Belfast-educated novelist Henry Patterson, whose 36th novel was the best-selling thriller The Eagle Has Landed, was a classic example of the writer who never gave up.
he writer, whose pen name was Jack Higgins, passed away at the age of 92 at his home in Jersey surrounded by family,
HarperCollins chief executive Charlie Redmayne said: “I’ve been a fan of Jack Higgins for longer than I can remember. He was a classic thriller writer: instinctive, tough, relentless.
“The Eagle Has Landed and his other Liam Devlin books, his later Sean Dillon series, and so many others were and remain absolutely ‘unputdownable’.
“Being part of his publishing for even part of his career has been a privilege — his passing marks the end of an era.”
Award-winning Irish novelist Adrian McKinty paid tribute to Patterson saying: “He wrote 70+ novels selling 150m copies.
“He grew up on the Shankill Road, Belfast and didn’t have a real success until the publication of his 36th book The Eagle Has Landed.
“Classic case of never give up.”
Patterson was born on July 27, 1929 in Newcastle upon Tyne, England, to an English father and a Northern Irish mother.
When his father abandoned them soon afterwards, his mother returned with him to Belfast to live with her mother and her grandfather on the Shankill Road.
Raised amid religious and political violence, Patterson learned to read at the age of three.
At night, he would crouch beneath a window and read by the light of street lamps. He once said: “I read Oliver Twist when I was six. Not because it was a classic, but because it was a book that was available.
“I probably didn’t understand everything in it — for years I used to pronounce the word rogue as rogger — but I didn’t care.
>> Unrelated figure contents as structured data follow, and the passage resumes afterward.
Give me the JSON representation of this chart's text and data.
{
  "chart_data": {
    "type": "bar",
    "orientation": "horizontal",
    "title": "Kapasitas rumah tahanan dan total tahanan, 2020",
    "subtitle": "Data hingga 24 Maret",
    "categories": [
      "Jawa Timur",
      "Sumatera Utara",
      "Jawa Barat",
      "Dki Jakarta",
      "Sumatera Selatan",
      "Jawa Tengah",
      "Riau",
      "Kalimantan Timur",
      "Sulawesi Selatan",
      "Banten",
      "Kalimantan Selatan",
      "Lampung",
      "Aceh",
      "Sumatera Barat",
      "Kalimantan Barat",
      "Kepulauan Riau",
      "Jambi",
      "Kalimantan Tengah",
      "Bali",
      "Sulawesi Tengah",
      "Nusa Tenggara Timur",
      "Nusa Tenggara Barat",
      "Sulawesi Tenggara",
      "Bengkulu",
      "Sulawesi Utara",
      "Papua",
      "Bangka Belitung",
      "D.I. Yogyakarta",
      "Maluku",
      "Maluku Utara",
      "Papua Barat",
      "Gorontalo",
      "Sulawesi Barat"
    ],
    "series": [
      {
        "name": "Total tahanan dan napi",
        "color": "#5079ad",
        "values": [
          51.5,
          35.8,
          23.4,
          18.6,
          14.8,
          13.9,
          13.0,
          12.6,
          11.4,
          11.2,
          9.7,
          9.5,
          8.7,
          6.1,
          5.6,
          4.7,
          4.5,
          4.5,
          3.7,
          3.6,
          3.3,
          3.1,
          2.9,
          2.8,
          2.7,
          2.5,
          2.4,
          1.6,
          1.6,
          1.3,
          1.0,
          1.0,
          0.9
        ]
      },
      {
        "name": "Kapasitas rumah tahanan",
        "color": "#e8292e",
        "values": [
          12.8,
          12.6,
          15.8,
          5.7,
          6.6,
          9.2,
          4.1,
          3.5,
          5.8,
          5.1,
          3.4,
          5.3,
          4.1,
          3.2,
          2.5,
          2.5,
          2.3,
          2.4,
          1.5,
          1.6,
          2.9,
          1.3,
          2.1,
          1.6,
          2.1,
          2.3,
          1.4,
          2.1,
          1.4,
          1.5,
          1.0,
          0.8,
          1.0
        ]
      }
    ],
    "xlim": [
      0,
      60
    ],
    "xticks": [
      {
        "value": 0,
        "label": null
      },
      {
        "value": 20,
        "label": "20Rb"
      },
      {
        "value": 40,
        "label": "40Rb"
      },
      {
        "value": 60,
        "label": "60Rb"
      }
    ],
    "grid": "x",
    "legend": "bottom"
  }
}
I just loved reading.”
When his mother remarried, the family relocated to Leeds, West Yorkshire, England, where Patterson won a scholarship to attend Roundhay Grammar School for Boys.
He proved to be an indifferent student and left school with few formal qualifications.
After a two-year stint of national service, he qualified as a teacher and began to write novels in his spare time.
The writer received a £75 advance for his first novel, Sad Wind From the Sea, in 1959.
Patterson’s early novels, using his own name as well as the pseudonyms James Graham, Martin Fallon, and Hugh Marlowe, are thrillers that typically feature hardened, cynical heroes, ruthless villains, and dangerous locales.
He published 35 such novels — sometimes three or four a year — between 1959 and 1974, learning his craft.
Patterson began using the pseudonym Jack Higgins during the late 1960s; his first minor bestsellers were published during the early 1970s, two contemporary thrillers The Savage Day and A Prayer for the Dying.
But it was the publication of his 36th book, The Eagle Has Landed, in 1975, that made Higgins’ reputation.
Its plot concerns a German commando unit sent into England to kidnap Winston Churchill.
It sold more than 50 million copies and was adapted into a British film of the same name which starred Sir Michael Caine, Donald Sutherland, Jenny Agutter and Robert Duvall.
Jonathan Lloyd, Patterson’s literary agent and president of the Curtis Brown literary agency, said he was at Collins Publishers when it received the manuscript of The Eagle Has Landed, and everyone there knew it would become a classic.
The third phase of Patterson’s career began with the publication of Eye of the Storm in 1992.
Patterson sold more than 250 million copies worldwide and his books were translated into 60 languages. He wrote 85 novels, predominantly thrillers and in the espionage genre.
His final book, The Midnight Bell, was published in 2017 and was a Sunday Times bestseller.
The novelist is survived by his four children from his first marriage — Sarah, Ruth, Sean and Hannah — and by his wife, Denise.